Example: With the list of numbers [2,3,5,7,11] we can form the equations 2-3+5+7 = 11 or 2 = (3*5+7)/11 (and ten others!).
; remaining = list of number still to add
; val-stack = evaluated numbers on stack
; str-stack = expression strings corresponding to val-stack
; prec-stack = precedence of stack for parenthesis
; 0 = number, 1 = mul and div, 2 = add and sub
; if left op is <= current, no need to paren
; if right op is < current, no need to paren
(define (p93 remaining val-stack str-stack prec-stack)
(if (and (null? remaining) (= (length val-stack) 2) )
; time to check for equality
(cond ((= (first val-stack) (second val-stack))
(display (second str-stack))
(display " = ")
(display (first str-stack))
(newline)))
(begin
(cond ((not (null? remaining))
; push another number (precedence 2) on the stack, increasing depth by 1
(p93 (cdr remaining)
(cons (car remaining) val-stack)
(cons (number->string (car remaining)) str-stack)
(cons 2 prec-stack))))
(cond ((>= (length val-stack) 2)
; try each operator on the top two stack elements, push result, strings, and precedence
(let ((try-op (lambda (op-func op-str op-prec)
(p93 remaining
(cons (op-func (second val-stack) (first val-stack)) (cddr val-stack))
(cons (parenth (second str-stack) (second prec-stack) (first str-stack) (first prec-stack) op-str op-prec) (cddr str-stack))

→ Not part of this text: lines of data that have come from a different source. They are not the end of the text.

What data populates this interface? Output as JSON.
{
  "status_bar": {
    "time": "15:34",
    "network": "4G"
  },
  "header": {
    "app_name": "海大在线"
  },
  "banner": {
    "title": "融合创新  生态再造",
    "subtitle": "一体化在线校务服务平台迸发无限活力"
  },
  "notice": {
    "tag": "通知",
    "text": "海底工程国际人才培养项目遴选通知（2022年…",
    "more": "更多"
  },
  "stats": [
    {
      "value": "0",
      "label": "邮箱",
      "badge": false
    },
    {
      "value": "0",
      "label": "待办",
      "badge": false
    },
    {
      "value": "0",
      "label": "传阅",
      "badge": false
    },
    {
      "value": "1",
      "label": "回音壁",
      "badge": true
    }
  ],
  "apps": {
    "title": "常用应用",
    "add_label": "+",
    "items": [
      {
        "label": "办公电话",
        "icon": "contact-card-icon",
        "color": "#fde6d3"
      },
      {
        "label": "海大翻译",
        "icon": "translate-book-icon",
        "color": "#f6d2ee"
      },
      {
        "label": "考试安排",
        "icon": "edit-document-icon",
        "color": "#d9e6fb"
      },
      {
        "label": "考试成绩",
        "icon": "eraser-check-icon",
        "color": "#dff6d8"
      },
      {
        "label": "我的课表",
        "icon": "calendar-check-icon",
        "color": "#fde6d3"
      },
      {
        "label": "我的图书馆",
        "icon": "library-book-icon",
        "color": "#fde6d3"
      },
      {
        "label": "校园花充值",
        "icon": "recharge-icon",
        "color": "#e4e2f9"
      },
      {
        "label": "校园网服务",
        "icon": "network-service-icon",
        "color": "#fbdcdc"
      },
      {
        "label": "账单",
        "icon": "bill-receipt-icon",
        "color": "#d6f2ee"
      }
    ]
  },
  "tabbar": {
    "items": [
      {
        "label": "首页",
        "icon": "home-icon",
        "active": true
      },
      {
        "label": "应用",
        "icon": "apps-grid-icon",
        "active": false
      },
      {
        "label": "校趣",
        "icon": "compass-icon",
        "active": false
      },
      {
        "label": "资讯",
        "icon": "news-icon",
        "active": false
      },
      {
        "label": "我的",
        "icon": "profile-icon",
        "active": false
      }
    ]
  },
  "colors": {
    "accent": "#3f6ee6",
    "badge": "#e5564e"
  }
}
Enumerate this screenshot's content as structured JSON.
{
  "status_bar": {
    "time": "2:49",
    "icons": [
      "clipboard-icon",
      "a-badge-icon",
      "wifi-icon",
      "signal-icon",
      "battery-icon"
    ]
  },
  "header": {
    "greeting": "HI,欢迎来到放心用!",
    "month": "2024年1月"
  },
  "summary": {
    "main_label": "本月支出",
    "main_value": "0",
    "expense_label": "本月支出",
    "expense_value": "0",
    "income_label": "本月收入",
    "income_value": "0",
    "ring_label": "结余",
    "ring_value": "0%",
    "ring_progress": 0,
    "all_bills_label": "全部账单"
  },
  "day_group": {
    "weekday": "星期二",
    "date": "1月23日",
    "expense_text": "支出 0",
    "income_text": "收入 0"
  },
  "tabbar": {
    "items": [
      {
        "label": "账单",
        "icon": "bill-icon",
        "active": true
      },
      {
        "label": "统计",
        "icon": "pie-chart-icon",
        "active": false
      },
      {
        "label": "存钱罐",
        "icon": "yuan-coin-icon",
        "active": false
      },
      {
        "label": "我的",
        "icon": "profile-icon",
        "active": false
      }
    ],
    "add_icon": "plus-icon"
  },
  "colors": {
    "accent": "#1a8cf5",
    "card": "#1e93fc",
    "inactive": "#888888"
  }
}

(cons op-prec (cddr prec-stack))))))
(try-op + "+" 0)
(try-op - "-" 0)
(try-op * "*" 1)
(cond ( (not (= (first val-stack) 0))
(try-op / "/" 1)))))))))
(define (parenth left-str left-prec right-str right-prec op-str op-prec)
(string-append
(if (>= left-prec op-prec)
left-str
(string-append "(" left-str ")"))
op-str
(if (> right-prec op-prec)
right-str
(string-append "(" right-str ")"))))
(define first car)
(define second cadr)